Barless Detention Facility's approach leads to less violence

Gets recognized by Architectural Digest

SANTEE, Calif. - Las Colinas Detention Center is getting accolades for their progressive design in Architectural Digest Magazine.

The women's Santee facility opened in August of 2014. It has no bars, barbed wire. There's lots of palm trees, flowers and grass, all taken care of by the inmates. 

Here, they say, is opportunity to change your life.

"I was a month and a half pregnant when I got arrested, so I spent my whole pregnancy in jail, I gave birth in jail, she's with my parents, she's almost four years old," Kanya Arredondo said of her daughter Danya.

She was locked up for a 5 year sentence for transporting illegal drugs.

"I missed everything, her first words, her first walking...I get 2-3 visits per week with her on the video screen," at Las Carolinas Kanya says they have a "Facetime machine".

She said the atmosphere at the new facility allowed her to have a connection with her daughter, and the deputies who encouraged her to change.
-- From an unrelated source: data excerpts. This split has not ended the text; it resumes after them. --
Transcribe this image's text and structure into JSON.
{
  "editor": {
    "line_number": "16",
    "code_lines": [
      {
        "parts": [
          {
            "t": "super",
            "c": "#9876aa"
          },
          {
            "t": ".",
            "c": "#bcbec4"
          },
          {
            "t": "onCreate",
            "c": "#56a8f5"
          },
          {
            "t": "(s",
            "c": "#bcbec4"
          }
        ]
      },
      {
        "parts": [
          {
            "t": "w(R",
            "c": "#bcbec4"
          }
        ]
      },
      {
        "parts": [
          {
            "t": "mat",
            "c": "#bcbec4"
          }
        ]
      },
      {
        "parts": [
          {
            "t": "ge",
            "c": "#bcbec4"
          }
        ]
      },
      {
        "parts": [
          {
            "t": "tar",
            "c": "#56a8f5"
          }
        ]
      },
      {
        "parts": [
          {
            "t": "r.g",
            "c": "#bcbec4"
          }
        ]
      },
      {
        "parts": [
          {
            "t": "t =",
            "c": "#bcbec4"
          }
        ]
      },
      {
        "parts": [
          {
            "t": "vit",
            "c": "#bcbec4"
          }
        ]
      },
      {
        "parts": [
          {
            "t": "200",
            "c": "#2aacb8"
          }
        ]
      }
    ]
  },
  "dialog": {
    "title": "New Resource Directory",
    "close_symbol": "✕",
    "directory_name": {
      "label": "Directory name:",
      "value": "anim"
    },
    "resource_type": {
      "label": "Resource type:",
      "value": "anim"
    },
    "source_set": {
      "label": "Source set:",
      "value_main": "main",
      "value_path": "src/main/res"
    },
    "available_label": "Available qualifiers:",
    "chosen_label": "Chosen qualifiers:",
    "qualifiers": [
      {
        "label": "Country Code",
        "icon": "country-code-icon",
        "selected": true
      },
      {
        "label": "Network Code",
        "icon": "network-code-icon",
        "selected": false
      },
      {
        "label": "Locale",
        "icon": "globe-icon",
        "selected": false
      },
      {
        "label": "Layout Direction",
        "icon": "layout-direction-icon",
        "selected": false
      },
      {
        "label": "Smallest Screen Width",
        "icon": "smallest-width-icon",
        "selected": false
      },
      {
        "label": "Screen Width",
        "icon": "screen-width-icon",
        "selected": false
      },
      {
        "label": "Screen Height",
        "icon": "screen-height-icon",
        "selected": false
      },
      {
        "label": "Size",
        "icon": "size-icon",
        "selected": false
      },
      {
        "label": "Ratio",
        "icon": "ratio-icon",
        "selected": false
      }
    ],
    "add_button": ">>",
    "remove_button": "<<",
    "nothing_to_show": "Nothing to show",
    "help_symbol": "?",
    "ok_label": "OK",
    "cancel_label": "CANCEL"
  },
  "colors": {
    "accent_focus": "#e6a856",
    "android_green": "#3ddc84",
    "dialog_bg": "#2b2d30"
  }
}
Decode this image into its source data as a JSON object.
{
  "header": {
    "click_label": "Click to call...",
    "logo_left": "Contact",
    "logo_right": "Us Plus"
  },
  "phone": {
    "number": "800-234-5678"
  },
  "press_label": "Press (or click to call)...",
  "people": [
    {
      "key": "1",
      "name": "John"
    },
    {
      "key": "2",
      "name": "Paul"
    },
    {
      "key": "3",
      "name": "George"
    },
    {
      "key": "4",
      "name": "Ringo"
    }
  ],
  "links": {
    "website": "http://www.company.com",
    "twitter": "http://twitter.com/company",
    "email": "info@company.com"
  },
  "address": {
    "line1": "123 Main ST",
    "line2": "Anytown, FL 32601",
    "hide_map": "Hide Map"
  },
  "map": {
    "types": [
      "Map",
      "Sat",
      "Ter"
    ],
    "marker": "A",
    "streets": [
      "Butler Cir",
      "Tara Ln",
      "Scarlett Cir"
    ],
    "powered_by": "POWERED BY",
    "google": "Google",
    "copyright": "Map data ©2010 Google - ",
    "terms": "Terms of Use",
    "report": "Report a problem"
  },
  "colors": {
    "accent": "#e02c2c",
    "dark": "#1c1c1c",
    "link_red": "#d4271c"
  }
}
She's been taking classes, learned English and is on the Dean's List. She has a job ready when she gets out in 34 days.

"I don't ever want to come back to this place, even though, it's jail, and a lot of positive things came out of here, I still don't want to come back, at least as an inmate," she said she volunteered to start a Spanish book club to help other inmates follow her path to rehabilitation.

Another inmate, Holly Combs, transitioned from the old facility to the new one as well.

"It's like a fight or flight situation... It's amazing how the trauma you just got used to it," Holly said referring to fights and drugs overtaking the cells.

She said it all started when she lost her brother during a robbery. She felt responsible and turned to drugs, landing her behind bars. 

"My behavior started changing, i started taking every class, I take college courses here I'm on the dean's list and have a 4.0," she said.

Her life changed when she came to Las Colinas' new facility.

"It just took someone to believe in me you know?" Holly said. She's out in about 50 days and has a job ready on the outside.

"There's a lot of programs here, if you want it you can have them... I could cry, I owe a lot to this place I really do.. I didn't think I could change and the whole way I think is different now." She said.

According to the Sheriff's Department, inmate on inmate violence has been reduced by 56% since the new location opened.